The Godard movie you use to turn people into Godard-heads, “Band of Outsiders” wasn’t, as it were, always liked. When it bowed in 1964, not all of the director’s fans — including certain colleagues in the French New Wave — were happy. (One of its detractors: Godard himself, who’s called it one of his worst.) Some treated his latest, produced by a big American studio (Columbia), like his sell-out film — or as sell-out as someone as severely modernist as Godard could be. No question “Outsiders” is as straightforward (and therefore approachable) as his cinema gets. But saying that is to say it’s still fragmented and formally playful, easily distracted and casual about mixing genres. It begs you to underrate it.

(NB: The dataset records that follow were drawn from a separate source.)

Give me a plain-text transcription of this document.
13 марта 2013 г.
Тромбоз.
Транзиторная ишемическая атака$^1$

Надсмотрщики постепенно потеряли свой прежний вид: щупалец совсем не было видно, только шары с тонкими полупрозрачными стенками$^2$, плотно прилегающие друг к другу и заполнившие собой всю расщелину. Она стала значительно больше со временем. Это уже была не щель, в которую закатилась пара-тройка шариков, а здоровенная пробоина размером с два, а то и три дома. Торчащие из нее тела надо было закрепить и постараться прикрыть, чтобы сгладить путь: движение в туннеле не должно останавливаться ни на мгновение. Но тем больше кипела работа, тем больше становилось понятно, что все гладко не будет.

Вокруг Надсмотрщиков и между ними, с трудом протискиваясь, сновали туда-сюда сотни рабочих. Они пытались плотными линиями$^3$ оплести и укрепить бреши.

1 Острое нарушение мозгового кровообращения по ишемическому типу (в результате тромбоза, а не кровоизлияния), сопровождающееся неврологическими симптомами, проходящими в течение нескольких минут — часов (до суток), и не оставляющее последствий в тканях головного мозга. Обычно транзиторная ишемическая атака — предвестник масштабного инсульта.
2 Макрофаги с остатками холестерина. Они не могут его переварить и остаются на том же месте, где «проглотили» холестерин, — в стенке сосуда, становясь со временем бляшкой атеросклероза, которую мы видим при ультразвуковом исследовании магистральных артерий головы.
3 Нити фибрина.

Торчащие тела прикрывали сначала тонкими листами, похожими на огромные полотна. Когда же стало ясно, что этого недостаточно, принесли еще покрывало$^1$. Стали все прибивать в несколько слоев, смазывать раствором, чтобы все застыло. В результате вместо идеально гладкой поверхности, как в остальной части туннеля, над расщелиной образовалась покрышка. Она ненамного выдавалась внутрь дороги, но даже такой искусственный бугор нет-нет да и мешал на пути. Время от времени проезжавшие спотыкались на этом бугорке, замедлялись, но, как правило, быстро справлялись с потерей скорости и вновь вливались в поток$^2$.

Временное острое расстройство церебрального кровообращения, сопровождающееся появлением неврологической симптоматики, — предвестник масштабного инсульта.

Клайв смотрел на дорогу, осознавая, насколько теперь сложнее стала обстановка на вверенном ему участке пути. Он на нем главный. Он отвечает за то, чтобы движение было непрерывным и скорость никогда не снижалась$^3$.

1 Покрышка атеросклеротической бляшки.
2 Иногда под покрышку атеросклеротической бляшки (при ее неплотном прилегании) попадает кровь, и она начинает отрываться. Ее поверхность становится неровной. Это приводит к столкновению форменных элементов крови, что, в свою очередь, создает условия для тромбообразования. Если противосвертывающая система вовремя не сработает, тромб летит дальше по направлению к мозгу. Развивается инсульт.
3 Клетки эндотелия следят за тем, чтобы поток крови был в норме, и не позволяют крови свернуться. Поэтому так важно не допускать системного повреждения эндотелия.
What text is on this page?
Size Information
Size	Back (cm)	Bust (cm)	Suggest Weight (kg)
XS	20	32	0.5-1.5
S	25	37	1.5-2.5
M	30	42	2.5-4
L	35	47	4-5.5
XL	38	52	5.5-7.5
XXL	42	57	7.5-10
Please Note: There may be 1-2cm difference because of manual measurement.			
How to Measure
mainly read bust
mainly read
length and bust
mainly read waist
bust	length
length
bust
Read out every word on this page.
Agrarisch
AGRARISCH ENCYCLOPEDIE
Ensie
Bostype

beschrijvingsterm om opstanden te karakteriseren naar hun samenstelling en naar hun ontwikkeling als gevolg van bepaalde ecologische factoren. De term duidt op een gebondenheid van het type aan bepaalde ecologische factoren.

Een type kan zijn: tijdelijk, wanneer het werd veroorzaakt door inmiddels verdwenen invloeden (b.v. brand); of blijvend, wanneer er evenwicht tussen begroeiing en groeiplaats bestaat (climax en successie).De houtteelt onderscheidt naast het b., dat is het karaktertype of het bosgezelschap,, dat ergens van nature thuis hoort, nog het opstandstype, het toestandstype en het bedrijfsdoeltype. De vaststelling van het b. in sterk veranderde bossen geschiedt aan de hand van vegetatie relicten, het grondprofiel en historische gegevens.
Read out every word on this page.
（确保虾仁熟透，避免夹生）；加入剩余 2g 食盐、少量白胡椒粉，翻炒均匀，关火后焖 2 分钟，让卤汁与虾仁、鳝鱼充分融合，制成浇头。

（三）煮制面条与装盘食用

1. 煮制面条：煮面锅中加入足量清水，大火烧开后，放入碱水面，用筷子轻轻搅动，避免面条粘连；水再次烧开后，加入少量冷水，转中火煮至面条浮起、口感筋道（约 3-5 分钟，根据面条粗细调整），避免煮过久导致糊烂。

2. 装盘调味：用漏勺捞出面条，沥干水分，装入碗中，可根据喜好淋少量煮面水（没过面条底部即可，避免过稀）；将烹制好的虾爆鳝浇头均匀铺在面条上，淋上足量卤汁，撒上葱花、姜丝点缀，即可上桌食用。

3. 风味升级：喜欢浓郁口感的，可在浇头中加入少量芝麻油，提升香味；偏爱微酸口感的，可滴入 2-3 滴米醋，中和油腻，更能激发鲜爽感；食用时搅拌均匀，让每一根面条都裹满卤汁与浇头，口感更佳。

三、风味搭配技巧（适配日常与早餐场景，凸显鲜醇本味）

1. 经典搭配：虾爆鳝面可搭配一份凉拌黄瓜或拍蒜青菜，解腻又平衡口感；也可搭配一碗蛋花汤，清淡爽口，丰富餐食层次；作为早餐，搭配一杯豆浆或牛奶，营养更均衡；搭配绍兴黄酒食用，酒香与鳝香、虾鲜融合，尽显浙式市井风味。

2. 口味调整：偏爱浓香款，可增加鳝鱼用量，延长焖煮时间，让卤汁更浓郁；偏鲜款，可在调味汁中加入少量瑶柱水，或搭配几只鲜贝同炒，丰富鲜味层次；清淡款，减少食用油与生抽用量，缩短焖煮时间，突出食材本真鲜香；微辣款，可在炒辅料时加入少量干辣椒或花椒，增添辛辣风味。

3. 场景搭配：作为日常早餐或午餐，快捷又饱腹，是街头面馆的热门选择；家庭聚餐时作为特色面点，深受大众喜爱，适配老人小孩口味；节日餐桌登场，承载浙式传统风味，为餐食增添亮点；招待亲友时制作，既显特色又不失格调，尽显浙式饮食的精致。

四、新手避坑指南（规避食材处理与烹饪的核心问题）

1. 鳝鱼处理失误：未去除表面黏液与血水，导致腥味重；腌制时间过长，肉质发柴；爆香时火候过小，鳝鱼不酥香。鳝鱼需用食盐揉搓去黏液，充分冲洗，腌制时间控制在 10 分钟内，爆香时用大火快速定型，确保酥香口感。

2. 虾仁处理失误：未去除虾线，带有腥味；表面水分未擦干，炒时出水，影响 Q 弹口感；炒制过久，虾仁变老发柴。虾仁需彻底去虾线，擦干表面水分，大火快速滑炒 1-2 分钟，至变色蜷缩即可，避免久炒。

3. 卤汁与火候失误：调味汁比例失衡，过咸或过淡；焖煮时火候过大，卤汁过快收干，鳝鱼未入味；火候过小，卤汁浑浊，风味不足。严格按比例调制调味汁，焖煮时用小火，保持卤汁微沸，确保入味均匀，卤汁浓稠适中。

For one thing, what is it? Is it a crime film? Is it a youth film? Is it a Godard film? It’s all three, but mostly the third. Like “Shoot the Piano Player,” made by the filmmaker’s friend-turned-foe Francois Truffaut three years earlier, it’s adapted (loosely) from American pulp fiction. “Outsiders” follows the general plot of “Fool’s Gold,” by Dolores Hitchens: Two petty thieves (Claude Brasseur and Sami Frey) coerce a young woman (Anna Karina) into helping them swipe a booty from her aunt’s villa. But that leaves plenty of time to kill before the big swindle.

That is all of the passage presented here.